Preciso destacar que essas transformações levaram, se não estou enganado, oito anos. Economizei tostão por tostão para adquirir o material e cobrir o custo da mão de obra. Tudo calculado, um passo de cada vez. Agora (triste realidade) não poderei usufruir desses tão perseguidos e batalhados benefícios.
É isto. Parece que cuidei mais deste imóvel do que da minha saúde. Exames preventivos ou periódicos, algo a que nunca dei muita importância, pois me sentia saudável, talvez tivessem detectado o tumor na fase inicial, com provável possibilidade de operar e de cura. É tarde para chorar o leite derramado.
Não posso nem devo me deixar abater nesse ensejo em que tenho uma visita mais que especial para receber nos próximos dias. Pressinto que ter conhecido Leopoldo Nunes renovou a minha vontade de continuar lutando. Sei que se trata de uma luta em vão, inglória, entrementes vou aproveitando ao máximo essa chance de conquistar uma pessoa que, talvez, venha colocar um pouco de luz e dulçor neste meu mundo sombrio e amargo.

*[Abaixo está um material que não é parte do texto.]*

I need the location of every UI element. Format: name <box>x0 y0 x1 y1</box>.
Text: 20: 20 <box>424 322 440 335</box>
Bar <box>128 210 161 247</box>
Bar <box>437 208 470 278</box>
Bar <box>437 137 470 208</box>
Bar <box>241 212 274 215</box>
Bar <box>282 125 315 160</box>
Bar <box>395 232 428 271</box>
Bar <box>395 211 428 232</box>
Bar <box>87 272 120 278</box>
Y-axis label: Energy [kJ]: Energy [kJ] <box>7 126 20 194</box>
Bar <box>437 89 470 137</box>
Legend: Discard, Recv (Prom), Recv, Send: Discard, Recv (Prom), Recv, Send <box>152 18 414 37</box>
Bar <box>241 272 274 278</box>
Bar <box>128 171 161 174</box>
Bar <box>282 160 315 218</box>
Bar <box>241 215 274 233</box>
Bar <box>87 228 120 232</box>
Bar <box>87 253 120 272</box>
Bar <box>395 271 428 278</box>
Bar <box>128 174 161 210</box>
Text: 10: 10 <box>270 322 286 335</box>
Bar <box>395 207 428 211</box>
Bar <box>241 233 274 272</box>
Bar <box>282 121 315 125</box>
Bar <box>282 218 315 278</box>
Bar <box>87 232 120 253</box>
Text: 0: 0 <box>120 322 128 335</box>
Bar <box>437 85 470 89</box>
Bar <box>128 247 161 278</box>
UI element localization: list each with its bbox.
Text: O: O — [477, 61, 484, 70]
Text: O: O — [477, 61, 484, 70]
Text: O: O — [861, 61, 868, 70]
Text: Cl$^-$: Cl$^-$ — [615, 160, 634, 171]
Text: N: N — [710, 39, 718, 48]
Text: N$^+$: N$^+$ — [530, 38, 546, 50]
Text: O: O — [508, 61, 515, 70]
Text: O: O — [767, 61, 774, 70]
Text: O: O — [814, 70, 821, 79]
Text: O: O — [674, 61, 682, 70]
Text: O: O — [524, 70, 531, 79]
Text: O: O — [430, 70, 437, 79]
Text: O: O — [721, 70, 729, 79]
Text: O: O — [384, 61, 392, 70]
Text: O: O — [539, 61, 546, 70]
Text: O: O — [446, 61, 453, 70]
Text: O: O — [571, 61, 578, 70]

Daqui até a próxima terça estarei com a casa em ordem. Farei, como eu disse há alguns minutos, a limpeza aos poucos. Minhas forças estão alquebradas e necessito repousar durante longos períodos. A fraqueza constante, a indisposição, além das dores no abdome, vão e voltam em um curto espaço de tempo.
Segue o problema da minha herança. Já contratei um plano funerário, a empresa me assegurou que eu serei enterrado no túmulo dos meus pais, no Cemitério São Sebastião, no entanto existe o detalhe da cobertura, também chamada de carência. O plano que contratei, com mensalidade de oitenta reais, prevê uma carência de longos quatro meses.
Receio morrer antes disso e ser enterrado em uma vala qualquer aberta pela Prefeitura, decerto em um caixão ordinário. Se por acaso o meu elo com Leopoldo se transformar em uma relação homoafetiva, então vou revelar a ele o meu drama em detalhes e, apesar de muito cedo, ele poderá se transformar em meu herdeiro. Não quero de jeito nenhum que esta casa fique às moscas. Temo que alguém (um oportunista, aproveitador) se aposse dela através de usucapião. Minha esperança é o jovem comerciário. Antes, porém, devo examinar o perfil, o caráter de Leopoldo.